Labour has called on Theresa May to stop trying to force her Brexit deal through the House of Commons and instead work with other parties to find a compromise plan. Opening an emergency Brexit debate on Wednesday, Labour's shadow Brexit secretary Keir Starmer said the UK prime minister was threatening MPs with leaving the EU without a deal.
“We have to find a way through this impasse, and that requires us to come together as a House to consider and vote on the options and to provide a process for that. It is not helpful to put the deal, which has already been rejected, over and over with differing threats. Having accepted a motion last week to take no deal off the table, the prime minister is now trying to put no deal back on the table within a week by just changing the date of no deal, so that she can again ram the deal up against the deadline with the old ‘my deal or no deal’ response,” he said.
In her letter to European Council president Donald Tusk, the prime minister blamed speaker John Bercow for preventing a vote on her Brexit deal this week by ruling that MPs could vote on it again only if it had been changed. She said she would, however, put the deal to another vote next week.
"In advance of that vote I would be grateful if the European Council could therefore approve the supplementary documents that President Juncker and I agreed in Strasbourg, putting the government in a position to bring these agreements to the House and confirming the changes to the government's proposition to parliament. I also intend to bring forward further domestic proposals that confirm my previous commitments to protect our internal market, given the concerns expressed about the backstop," she said.
DUP negotiations
The government has been negotiating with the DUP a package of measures including a legal guarantee that Northern Ireland would not be required to diverge from the rest of the UK in regulations without the approval of the Stormont institutions. Downing Street said the negotiations were continuing but DUP sources were not expecting a breakthrough in the next few days.
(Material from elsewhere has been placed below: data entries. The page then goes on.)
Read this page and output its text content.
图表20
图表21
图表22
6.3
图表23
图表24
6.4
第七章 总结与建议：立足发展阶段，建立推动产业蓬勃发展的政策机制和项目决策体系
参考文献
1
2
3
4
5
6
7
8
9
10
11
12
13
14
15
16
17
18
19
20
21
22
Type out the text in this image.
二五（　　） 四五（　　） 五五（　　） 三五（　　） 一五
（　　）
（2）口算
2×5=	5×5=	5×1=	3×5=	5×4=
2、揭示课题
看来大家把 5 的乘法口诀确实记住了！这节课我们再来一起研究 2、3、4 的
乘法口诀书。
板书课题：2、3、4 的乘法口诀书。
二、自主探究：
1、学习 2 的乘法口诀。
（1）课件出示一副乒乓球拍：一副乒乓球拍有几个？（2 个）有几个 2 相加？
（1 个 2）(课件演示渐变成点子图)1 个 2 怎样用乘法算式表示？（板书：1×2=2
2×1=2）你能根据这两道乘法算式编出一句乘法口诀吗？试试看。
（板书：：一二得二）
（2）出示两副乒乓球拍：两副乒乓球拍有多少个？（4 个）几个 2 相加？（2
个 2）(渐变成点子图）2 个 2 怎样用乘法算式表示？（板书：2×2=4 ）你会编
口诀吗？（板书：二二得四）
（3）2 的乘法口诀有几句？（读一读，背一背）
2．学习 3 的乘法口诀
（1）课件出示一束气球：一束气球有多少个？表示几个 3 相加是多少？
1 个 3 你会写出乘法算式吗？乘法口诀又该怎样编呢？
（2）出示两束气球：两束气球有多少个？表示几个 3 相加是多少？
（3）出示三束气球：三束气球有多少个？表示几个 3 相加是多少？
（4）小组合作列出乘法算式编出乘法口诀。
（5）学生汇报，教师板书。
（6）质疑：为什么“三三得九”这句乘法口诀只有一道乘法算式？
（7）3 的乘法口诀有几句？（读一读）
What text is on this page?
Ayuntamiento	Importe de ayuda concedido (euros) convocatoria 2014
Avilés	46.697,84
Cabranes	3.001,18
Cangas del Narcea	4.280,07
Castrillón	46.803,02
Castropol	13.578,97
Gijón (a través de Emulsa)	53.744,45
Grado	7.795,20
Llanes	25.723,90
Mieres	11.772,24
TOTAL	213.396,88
Labour leader Jeremy Corbyn walked out of a meeting the prime minister convened with opposition party leaders on Wednesday night, apparently because former Labour MP Chuka Umunna was there representing the Independent Group. The leaders of the SNP, Liberal Democrats, Plaid Cymru and the Greens later issued a joint statement calling for Brexit to be cancelled through a revocation of article 50 rather than leaving the EU without a deal.
Mrs May's request for a short extension angered both the Brexiteers and remainers in her own party and former attorney general Dominic Grieve said he had never felt so ashamed to be a Conservative.
“When my right honourable friend the prime minister came to the despatch box today at prime minister’s questions, I confess I think it was the worst moment I have experienced since I came into the House of Commons. I have never felt more ashamed to be a member of the Conservative Party, or to be asked to lend her my support,” he said during the emergency debate.
“I have great sympathy for her, I have known her for many years ... but I have to say, I could have wept. Wept at her being reduced to these straits and wept to see her zig-zagging all over the place, rather than standing up for what is in the national interest.”